Henry Winkler e la dislessia: “L’ho scoperto a 31 anni, durante Happy Days mi sentivo inadeguato”
È nel giorno del suo 78esimo compleanno che Henry Winkler, l'indimenticabile Fonzy di Happy Days, presenta la sua autobiografia Being Henry. The Fonz… and beyond, in cui parla della sua carriera, di come sia riuscito a non essere sopraffatto dalla notorietà, affrontando anche aspetti del suo vissuto che mai erano emersi prima d'ora. "Sono allo stesso tempo emozionato e nervoso all'idea di scrivere un libro di memorie perché è difficile ricordare cosa è successo l'altro ieri. Ma eccomi qui" ha scritto l'attore, per poi aprirsi completamente nel racconto di momenti anche dolorosi della sua vita.
La scoperta della dislessia e l'imbarazzo sul set
La dislessia è un qualcosa con cui ha capito di dover fare i conti sin da ragazzo, ma la vera diagnosi l'ha avuta da adulto: "Ho scoperto di essere gravemente dislessico solo all'età di trentuno anni. Per tutti gli anni precedenti, ero il ragazzo che non sapeva leggere, non sapeva scrivere, non sapeva nemmeno iniziare a fare algebra o geometria e nemmeno l'aritmetica di base". L'attore dichiara che anche durante le riprese della storica serie di cui è stato protagonista, gli è capitato di sentirsi fuori luogo:
Anche nel bel mezzo di Happy Days, all’apice della mia fama e del mio successo, mi sentivo imbarazzato, inadeguato. Ogni lunedì, alle dieci, facevamo una lettura a tavolino della sceneggiatura di quella settimana, e a ogni lettura perdevo il punto o mi bloccavo. Lasciavo fuori una parola, una riga. Non riuscivo mai a dare l’attacco giusto, il che avrebbe poi rovinato la battuta per la persona che faceva la scena con me. Oppure fissavo una parola, come ‘invincibile’, e non avevo idea di come pronunciarla o addirittura di come suonasse.
Winkler ricorda di come per lungo tempo abbia avuto la percezione di deludere i suoi compagni di set, e per evitare che ciò accadesse cercava di premunirsi, studiando prima il copione e impegnandosi affinché i suoi problemi fossero meno evidenti:
Io e il mio cervello eravamo su due binari differenti. Nel frattempo gli altri attori aspettavano fissandomi: era umiliante e vergognoso. Tutti nel cast erano affettuosi e solidali, ma sentivo costantemente che li stavo deludendo. Chiedevo di avere prima le sceneggiature, in modo da poterle leggere più e più volte, il che ha messo ulteriore pressione sugli scrittori, che erano già sotto pressione ogni settimana, dovendo preparare ventiquattro sceneggiature in rapida successione. Tutto questo all'apice della mia fama e del mio successo, mentre interpretavo il ragazzo più figo del mondo.

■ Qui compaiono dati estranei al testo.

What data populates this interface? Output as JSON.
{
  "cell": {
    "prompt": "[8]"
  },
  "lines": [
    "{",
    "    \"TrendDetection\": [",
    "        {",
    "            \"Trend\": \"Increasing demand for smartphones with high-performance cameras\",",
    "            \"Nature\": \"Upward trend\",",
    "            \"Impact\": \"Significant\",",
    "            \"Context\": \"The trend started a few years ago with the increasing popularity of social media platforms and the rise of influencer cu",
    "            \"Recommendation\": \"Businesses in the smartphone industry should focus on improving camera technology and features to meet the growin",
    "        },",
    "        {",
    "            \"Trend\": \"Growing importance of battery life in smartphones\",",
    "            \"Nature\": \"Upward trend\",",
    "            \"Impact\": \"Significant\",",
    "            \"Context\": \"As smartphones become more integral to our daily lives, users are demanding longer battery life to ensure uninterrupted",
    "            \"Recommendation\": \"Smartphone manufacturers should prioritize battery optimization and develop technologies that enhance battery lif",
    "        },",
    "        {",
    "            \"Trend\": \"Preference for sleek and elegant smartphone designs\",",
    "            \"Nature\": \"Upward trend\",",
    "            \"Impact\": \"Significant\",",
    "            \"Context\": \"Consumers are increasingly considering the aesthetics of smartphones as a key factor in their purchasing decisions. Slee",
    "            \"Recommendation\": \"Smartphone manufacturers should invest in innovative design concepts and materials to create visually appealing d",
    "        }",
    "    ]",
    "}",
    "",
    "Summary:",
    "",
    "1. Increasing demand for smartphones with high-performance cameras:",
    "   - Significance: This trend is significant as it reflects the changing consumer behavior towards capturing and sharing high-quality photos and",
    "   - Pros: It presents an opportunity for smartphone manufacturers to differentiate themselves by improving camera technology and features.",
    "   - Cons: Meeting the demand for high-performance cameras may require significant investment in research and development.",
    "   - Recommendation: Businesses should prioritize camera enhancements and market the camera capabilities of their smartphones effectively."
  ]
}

Il passaggio dalla rabbia all'accettazione
Il momento preciso in cui, però, ha scoperto davvero che il suo disturbo aveva un nome è stato quando a Jed, figlio di sua moglie Stacey Weitzman, fu diagnosticato lo stesso disturbo: "Ero così dannatamente arrabbiato, tutta l’infelicità che avevo attraversato era stata inutile. Tutte le urla, tutte le umiliazioni, tutte le discussioni urlanti in casa mia mentre crescevo – per niente… Era genetico. Non era il modo in cui avevo deciso di essere. E poi sono passato dal provare questa rabbia enorme a combatterla".